Location
- Bondo, Siaya County Kenya
- Coordinates: 0°05′17″S 34°13′36″E﻿ / ﻿0.0881°S 34.2267°E

Information
- Type: Secondary school
- Motto: Integrity in practice; Put on integrity (formerly);
- Founder: Shadrack Osewe Agot
- Principal: Edwin Namachanja
- Grades: Form 1–4
- Gender: Boys
- Colours: Dark navy blue and white

= Maranda High School =

Maranda High School is a boys' boarding secondary school located in Siaya County, Kenya. The school was founded in 1919 by Shadrack Osewe Agot. It has a good performance record, especially since the inception of the 8-4-4 Curriculum in Kenya.
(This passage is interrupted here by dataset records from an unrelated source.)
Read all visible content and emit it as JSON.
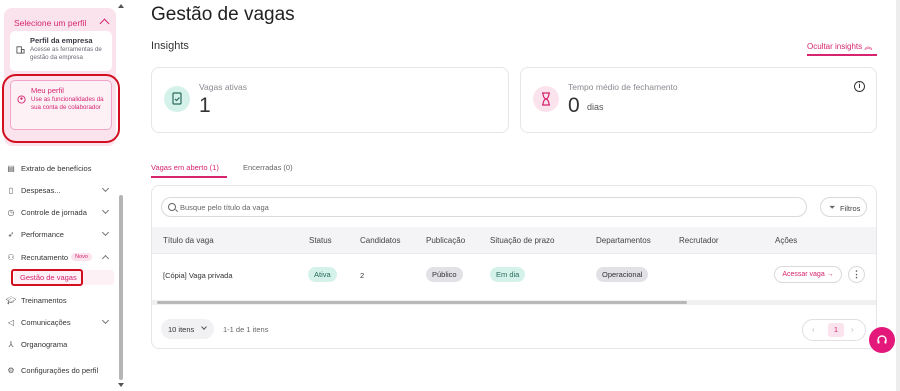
{
  "sidebar": {
    "profile_header": "Selecione um perfil",
    "options": [
      {
        "title": "Perfil da empresa",
        "desc": "Acesse as ferramentas de gestão da empresa"
      },
      {
        "title": "Meu perfil",
        "desc": "Use as funcionalidades da sua conta de colaborador"
      }
    ],
    "items": [
      {
        "label": "Extrato de benefícios"
      },
      {
        "label": "Despesas..."
      },
      {
        "label": "Controle de jornada"
      },
      {
        "label": "Performance"
      },
      {
        "label": "Recrutamento",
        "badge": "Novo"
      },
      {
        "label": "Gestão de vagas"
      },
      {
        "label": "Treinamentos"
      },
      {
        "label": "Comunicações"
      },
      {
        "label": "Organograma"
      },
      {
        "label": "Configurações do perfil"
      }
    ]
  },
  "main": {
    "page_title": "Gestão de vagas",
    "insights_title": "Insights",
    "hide_insights": "Ocultar insights",
    "cards": [
      {
        "label": "Vagas ativas",
        "value": "1",
        "unit": ""
      },
      {
        "label": "Tempo médio de fechamento",
        "value": "0",
        "unit": "dias"
      }
    ],
    "tabs": [
      {
        "label": "Vagas em aberto (1)"
      },
      {
        "label": "Encerradas (0)"
      }
    ],
    "search_placeholder": "Busque pelo título da vaga",
    "filter_label": "Filtros",
    "columns": [
      "Título da vaga",
      "Status",
      "Candidatos",
      "Publicação",
      "Situação de prazo",
      "Departamentos",
      "Recrutador",
      "Ações"
    ],
    "rows": [
      {
        "title": "[Cópia] Vaga privada",
        "status": "Ativa",
        "candidates": "2",
        "publication": "Público",
        "deadline": "Em dia",
        "department": "Operacional",
        "recruiter": "",
        "action": "Acessar vaga →"
      }
    ],
    "per_page": "10 itens",
    "range_text": "1-1 de 1 itens",
    "current_page": "1"
  },
  "colors": {
    "accent": "#d6246e",
    "annotation": "#d10f1f",
    "success_bg": "#d5f2ea"
  }
}
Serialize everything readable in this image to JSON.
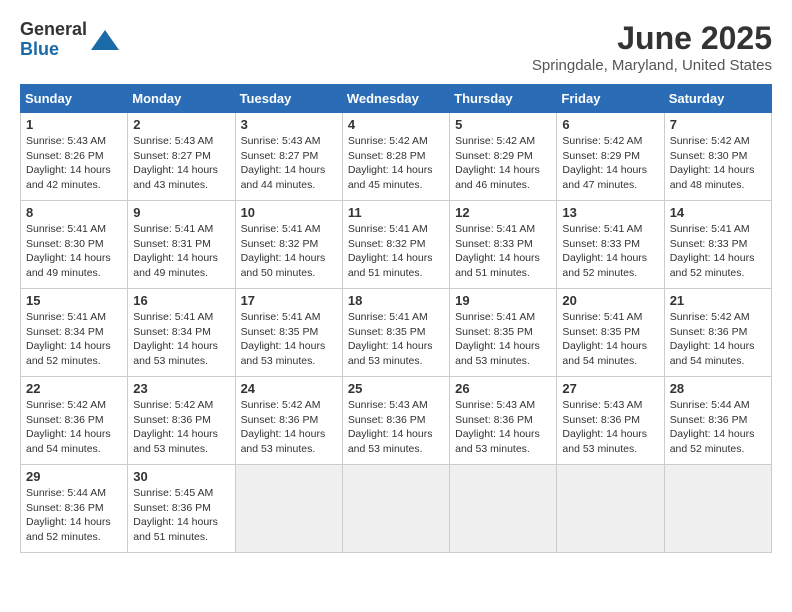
{
  "header": {
    "logo_general": "General",
    "logo_blue": "Blue",
    "month_title": "June 2025",
    "location": "Springdale, Maryland, United States"
  },
  "weekdays": [
    "Sunday",
    "Monday",
    "Tuesday",
    "Wednesday",
    "Thursday",
    "Friday",
    "Saturday"
  ],
  "weeks": [
    [
      {
        "day": "1",
        "info": "Sunrise: 5:43 AM\nSunset: 8:26 PM\nDaylight: 14 hours\nand 42 minutes."
      },
      {
        "day": "2",
        "info": "Sunrise: 5:43 AM\nSunset: 8:27 PM\nDaylight: 14 hours\nand 43 minutes."
      },
      {
        "day": "3",
        "info": "Sunrise: 5:43 AM\nSunset: 8:27 PM\nDaylight: 14 hours\nand 44 minutes."
      },
      {
        "day": "4",
        "info": "Sunrise: 5:42 AM\nSunset: 8:28 PM\nDaylight: 14 hours\nand 45 minutes."
      },
      {
        "day": "5",
        "info": "Sunrise: 5:42 AM\nSunset: 8:29 PM\nDaylight: 14 hours\nand 46 minutes."
      },
      {
        "day": "6",
        "info": "Sunrise: 5:42 AM\nSunset: 8:29 PM\nDaylight: 14 hours\nand 47 minutes."
      },
      {
        "day": "7",
        "info": "Sunrise: 5:42 AM\nSunset: 8:30 PM\nDaylight: 14 hours\nand 48 minutes."
      }
    ],
    [
      {
        "day": "8",
        "info": "Sunrise: 5:41 AM\nSunset: 8:30 PM\nDaylight: 14 hours\nand 49 minutes."
      },
      {
        "day": "9",
        "info": "Sunrise: 5:41 AM\nSunset: 8:31 PM\nDaylight: 14 hours\nand 49 minutes."
      },
      {
        "day": "10",
        "info": "Sunrise: 5:41 AM\nSunset: 8:32 PM\nDaylight: 14 hours\nand 50 minutes."
      },
      {
        "day": "11",
        "info": "Sunrise: 5:41 AM\nSunset: 8:32 PM\nDaylight: 14 hours\nand 51 minutes."
      },
      {
        "day": "12",
        "info": "Sunrise: 5:41 AM\nSunset: 8:33 PM\nDaylight: 14 hours\nand 51 minutes."
      },
      {
        "day": "13",
        "info": "Sunrise: 5:41 AM\nSunset: 8:33 PM\nDaylight: 14 hours\nand 52 minutes."
      },
      {
        "day": "14",
        "info": "Sunrise: 5:41 AM\nSunset: 8:33 PM\nDaylight: 14 hours\nand 52 minutes."
      }
    ],
    [
      {
        "day": "15",
        "info": "Sunrise: 5:41 AM\nSunset: 8:34 PM\nDaylight: 14 hours\nand 52 minutes."
      },
      {
        "day": "16",
        "info": "Sunrise: 5:41 AM\nSunset: 8:34 PM\nDaylight: 14 hours\nand 53 minutes."
      },
      {
        "day": "17",
        "info": "Sunrise: 5:41 AM\nSunset: 8:35 PM\nDaylight: 14 hours\nand 53 minutes."
      },
      {
        "day": "18",
        "info": "Sunrise: 5:41 AM\nSunset: 8:35 PM\nDaylight: 14 hours\nand 53 minutes."
      },
      {
        "day": "19",
        "info": "Sunrise: 5:41 AM\nSunset: 8:35 PM\nDaylight: 14 hours\nand 53 minutes."
      },
      {
        "day": "20",
        "info": "Sunrise: 5:41 AM\nSunset: 8:35 PM\nDaylight: 14 hours\nand 54 minutes."
      },
      {
        "day": "21",
        "info": "Sunrise: 5:42 AM\nSunset: 8:36 PM\nDaylight: 14 hours\nand 54 minutes."
      }
    ],
    [
      {
        "day": "22",
        "info": "Sunrise: 5:42 AM\nSunset: 8:36 PM\nDaylight: 14 hours\nand 54 minutes."
      },
      {
        "day": "23",
        "info": "Sunrise: 5:42 AM\nSunset: 8:36 PM\nDaylight: 14 hours\nand 53 minutes."
      },
      {
        "day": "24",
        "info": "Sunrise: 5:42 AM\nSunset: 8:36 PM\nDaylight: 14 hours\nand 53 minutes."
      },
      {
        "day": "25",
        "info": "Sunrise: 5:43 AM\nSunset: 8:36 PM\nDaylight: 14 hours\nand 53 minutes."
      },
      {
        "day": "26",
        "info": "Sunrise: 5:43 AM\nSunset: 8:36 PM\nDaylight: 14 hours\nand 53 minutes."
      },
      {
        "day": "27",
        "info": "Sunrise: 5:43 AM\nSunset: 8:36 PM\nDaylight: 14 hours\nand 53 minutes."
      },
      {
        "day": "28",
        "info": "Sunrise: 5:44 AM\nSunset: 8:36 PM\nDaylight: 14 hours\nand 52 minutes."
      }
    ],
    [
      {
        "day": "29",
        "info": "Sunrise: 5:44 AM\nSunset: 8:36 PM\nDaylight: 14 hours\nand 52 minutes."
      },
      {
        "day": "30",
        "info": "Sunrise: 5:45 AM\nSunset: 8:36 PM\nDaylight: 14 hours\nand 51 minutes."
      },
      {
        "day": "",
        "info": ""
      },
      {
        "day": "",
        "info": ""
      },
      {
        "day": "",
        "info": ""
      },
      {
        "day": "",
        "info": ""
      },
      {
        "day": "",
        "info": ""
      }
    ]
  ]
}
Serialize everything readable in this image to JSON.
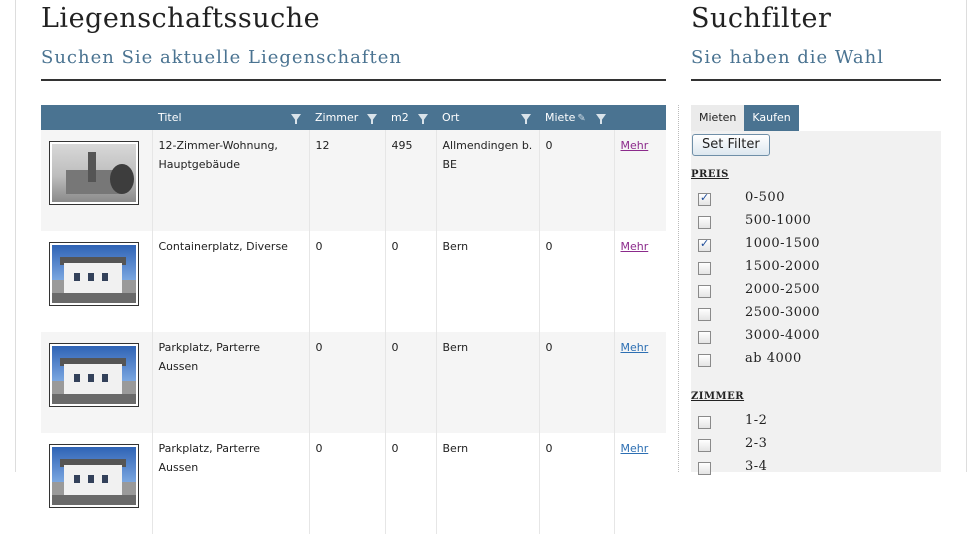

The current principal is Edwin Wafula Namachanja who succeeded Boaz Owino.

== Description ==
The Secondary education institution is approximately 5 kilometres from Bondo and has a consistent long time record in Kenya Certificate of Secondary Education. The principal is Edwin Namachanja. The school as of 2018 had a population of about 2400. Maranda High school is considered a national school under the 8-4-4 curriculum and is one of the top performing schools in Nyanza region (formerly Nyanza Province) of Kenya as well as nationally.

==Academic record==
The high school ranks consistently in the top 10 schools in Kenya in the Kenya Certificate of Secondary Education examinations, coming in 4th in 2010, 1st in 2011, 7th in 2012 and 2nd in 2014.

==Fires==
The school closed on 20 September 2012, after a fire in a dormitory that was thought to be caused by an electrical fault. There was another major fire in the school in January 2013, which destroyed two dorms.